As part of phase 2 of the pilot six new wellbeing facilitators from under-represented groups including people from global majority backgrounds, disabled people and the LGBTQ+ community will be trained. There are also plans to open the pilot out to other creative sectors such as music.

Announcing the funding during Mental Health Awareness Week, Deputy Minister for Arts, Sports and Tourism, Dawn Bowden said:

I’m delighted that we’ve been able to secure funding for the second phase of this important programme – and as we mark Mental Health Awareness Week  - it’s a good time for us to  think and talk about mental health, tackle stigma head on, and find out how we can create a society that prevents mental health problems from developing and protects our mental well-being. 

“The first phase of the WellBeing Facilitators programme has had a significant impact on fair, safe, inclusive and supportive working practices in the sector – and we look forward to working with partners on the second phase.”

Head of Bectu, Philippa Childs, said:

Bectu has consistently campaigned for workers’ mental health and wellbeing to be a key priority for employers and engagers, and I am delighted that the union is working in partnership with other creative unions, Creative Wales and industry stakeholders on such an important and successful initiative.

“The role of a WellBeing facilitator not only provides guidance and support for employees and freelancers, but demonstrates a commitment from employers to prioritising mental health and wellbeing at work.

“The impact of the pandemic on the industry’s workforce followed by the cost of living crisis means that, prioritising mental health at work has never been so important. Through consistent and continued industry collaboration, we can better support the workforce and ensure that film and TV production is on a path to improving its working practices.”

Ruth Ballantyne, Regional Officer, Musicians’ Union and Chair of CULT Cymru, said:

Working with union members in the creative industries everyday we can appreciate the need for WellBeing Facilitators and the important role they can play. This pilot has helped to highlight the need within the sector for wellbeing support and following its success we are looking forward to extending these roles for those working in music and live events.

“Many musicians work in isolated, high stress environments where access to WellBeing Facilitators would be a very welcome addition. These roles are a vital step to ensuring that mental health and wellbeing is a priority and the creative industries are accessible to all”.
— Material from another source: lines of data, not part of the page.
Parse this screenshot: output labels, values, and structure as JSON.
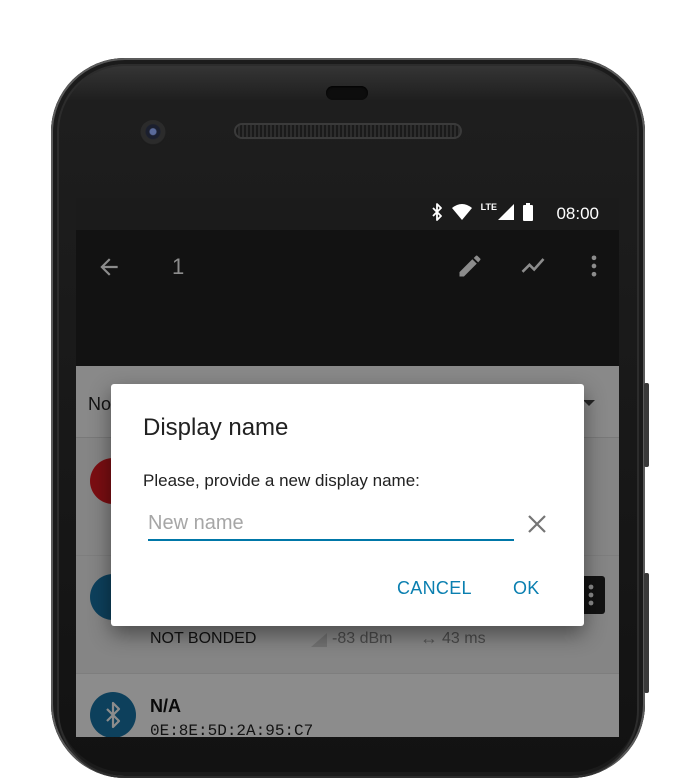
{
  "status_bar": {
    "time": "08:00",
    "network_label": "LTE",
    "icons": [
      "bluetooth-icon",
      "wifi-icon",
      "signal-icon",
      "battery-icon"
    ]
  },
  "app_bar": {
    "title": "1",
    "icons": [
      "back-arrow-icon",
      "edit-pencil-icon",
      "graph-icon",
      "more-vert-icon"
    ]
  },
  "filter_bar": {
    "label": "No"
  },
  "devices": [
    {
      "name": "",
      "address": "",
      "bond": "",
      "rssi": "",
      "interval": "",
      "avatar_color": "#e11b22"
    },
    {
      "name": "",
      "address": "",
      "bond": "NOT BONDED",
      "rssi": "-83 dBm",
      "interval": "43 ms",
      "avatar_color": "#1976a8"
    },
    {
      "name": "N/A",
      "address": "0E:8E:5D:2A:95:C7",
      "bond": "",
      "rssi": "",
      "interval": "",
      "avatar_color": "#1976a8"
    }
  ],
  "dialog": {
    "title": "Display name",
    "message": "Please, provide a new display name:",
    "input_value": "",
    "input_placeholder": "New name",
    "cancel_label": "CANCEL",
    "ok_label": "OK"
  },
  "colors": {
    "accent": "#0a7fb0",
    "app_bar": "#212121",
    "status_bar": "#1b1b1b"
  }
}
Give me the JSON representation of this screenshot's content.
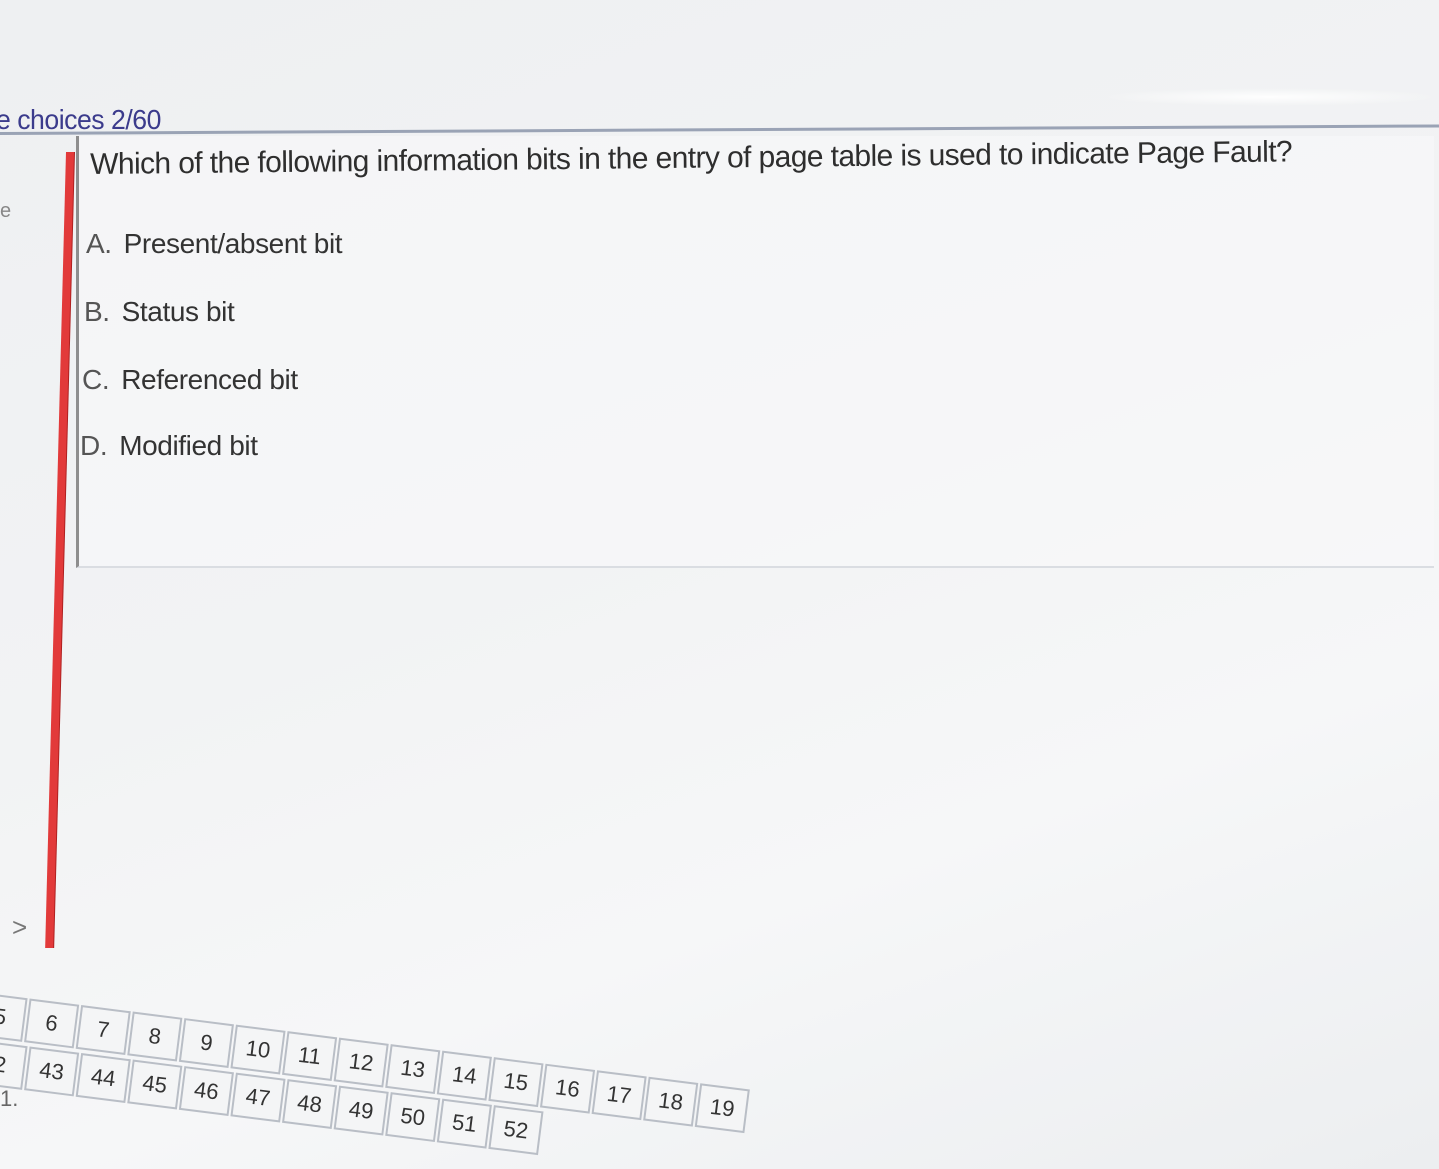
{
  "header": {
    "section_title": "e choices 2/60"
  },
  "sidebar": {
    "fragment_top": "e",
    "fragment_bottom": ">"
  },
  "question": {
    "text": "Which of the following information bits in the entry of page table is used to indicate Page Fault?",
    "options": [
      {
        "letter": "A.",
        "label": "Present/absent bit"
      },
      {
        "letter": "B.",
        "label": "Status bit"
      },
      {
        "letter": "C.",
        "label": "Referenced bit"
      },
      {
        "letter": "D.",
        "label": "Modified bit"
      }
    ]
  },
  "navigator": {
    "row1": [
      "5",
      "6",
      "7",
      "8",
      "9",
      "10",
      "11",
      "12",
      "13",
      "14",
      "15",
      "16",
      "17",
      "18",
      "19"
    ],
    "row2": [
      "2",
      "43",
      "44",
      "45",
      "46",
      "47",
      "48",
      "49",
      "50",
      "51",
      "52"
    ],
    "row3_fragment": "1."
  },
  "colors": {
    "accent_bar": "#e23a3a",
    "header_text": "#3b3b8c"
  }
}
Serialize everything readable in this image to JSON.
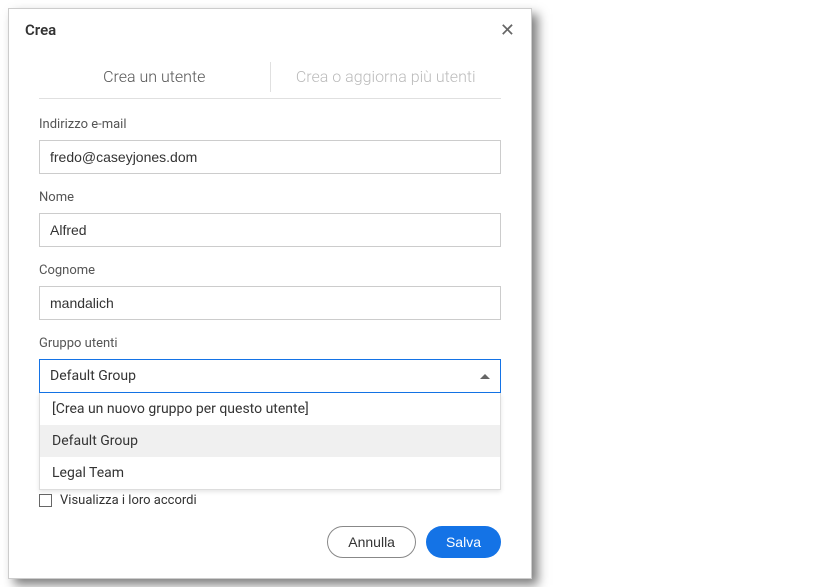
{
  "header": {
    "title": "Crea"
  },
  "tabs": {
    "create_user": "Crea un utente",
    "create_bulk": "Crea o aggiorna più utenti"
  },
  "fields": {
    "email": {
      "label": "Indirizzo e-mail",
      "value": "fredo@caseyjones.dom"
    },
    "firstname": {
      "label": "Nome",
      "value": "Alfred"
    },
    "lastname": {
      "label": "Cognome",
      "value": "mandalich"
    },
    "group": {
      "label": "Gruppo utenti",
      "selected": "Default Group",
      "options": [
        "[Crea un nuovo gruppo per questo utente]",
        "Default Group",
        "Legal Team"
      ]
    }
  },
  "checkbox": {
    "label": "Visualizza i loro accordi"
  },
  "footer": {
    "cancel": "Annulla",
    "save": "Salva"
  }
}
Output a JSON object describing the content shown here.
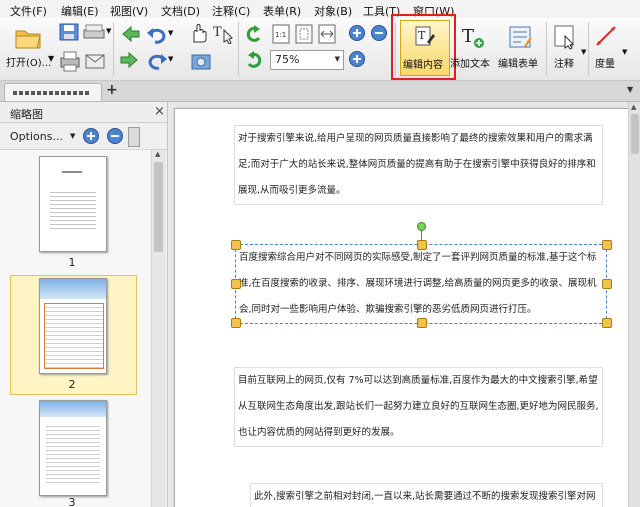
{
  "menu": {
    "file": "文件(F)",
    "edit": "编辑(E)",
    "view": "视图(V)",
    "document": "文档(D)",
    "comment": "注释(C)",
    "form": "表单(R)",
    "object": "对象(B)",
    "tools": "工具(T)",
    "window": "窗口(W)"
  },
  "toolbar": {
    "open_label": "打开(O)...",
    "zoom_value": "75%",
    "edit_content_label": "编辑内容",
    "add_text_label": "添加文本",
    "edit_form_label": "编辑表单",
    "annotate_label": "注释",
    "measure_label": "度量",
    "highlight_color": "#e02020"
  },
  "tabs": {
    "document_tab_label": "",
    "new_tab_symbol": "+"
  },
  "thumbnail_panel": {
    "title": "缩略图",
    "options_label": "Options...",
    "close_symbol": "×",
    "pages": [
      "1",
      "2",
      "3"
    ],
    "selected_page": "2"
  },
  "document": {
    "para1": "对于搜索引擎来说,给用户呈现的网页质量直接影响了最终的搜索效果和用户的需求满足;而对于广大的站长来说,整体网页质量的提高有助于在搜索引擎中获得良好的排序和展现,从而吸引更多流量。",
    "para2": "百度搜索综合用户对不同网页的实际感受,制定了一套评判网页质量的标准,基于这个标准,在百度搜索的收录、排序、展现环境进行调整,给高质量的网页更多的收录、展现机会,同时对一些影响用户体验、欺骗搜索引擎的恶劣低质网页进行打压。",
    "para3": "目前互联网上的网页,仅有 7%可以达到高质量标准,百度作为最大的中文搜索引擎,希望从互联网生态角度出发,跟站长们一起努力建立良好的互联网生态圈,更好地为网民服务,也让内容优质的网站得到更好的发展。",
    "para4": "此外,搜索引擎之前相对封闭,一直以来,站长需要通过不断的搜索发现搜索引擎对网"
  }
}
Feedback from the first pilot by employers and workers identified the benefits of having a trained WBF on a production. It showed that:

  • having access to a Wellbeing Facilitator (WBF) was seen as demonstrating the employer’s positive commitment to supporting the wellbeing of its workforce
  • the workforce was more confident in raising often relatively easy to resolve welfare issues via the anonymity of the WBF
  • voicing concerns around poor behaviour could help de-escalate issues.
  • highlighting sensitive issues in scripts helped alert cast, crew and management to potential trigger points for individuals
  • being able to discuss in confidence personal challenges such as family issues, bereavement, poor mental health, financial problems, not getting enough work etc. & being sign-posted to appropriate support was seen as invaluable
  • training around mental health & wellbeing, management and equality and diversity needed by employers and the workforce
  • employers sought guidance on accessibility e.g. around disability, religion etc.

The Film and TV Charity survey recently said that there had been “positive change” in culture and behaviours surrounding mental health and wellbeing Mental Health in the TV & Film Industry 2022: Three Years On. However, the survey also noted a very long way to go to better support the industry’s workforce.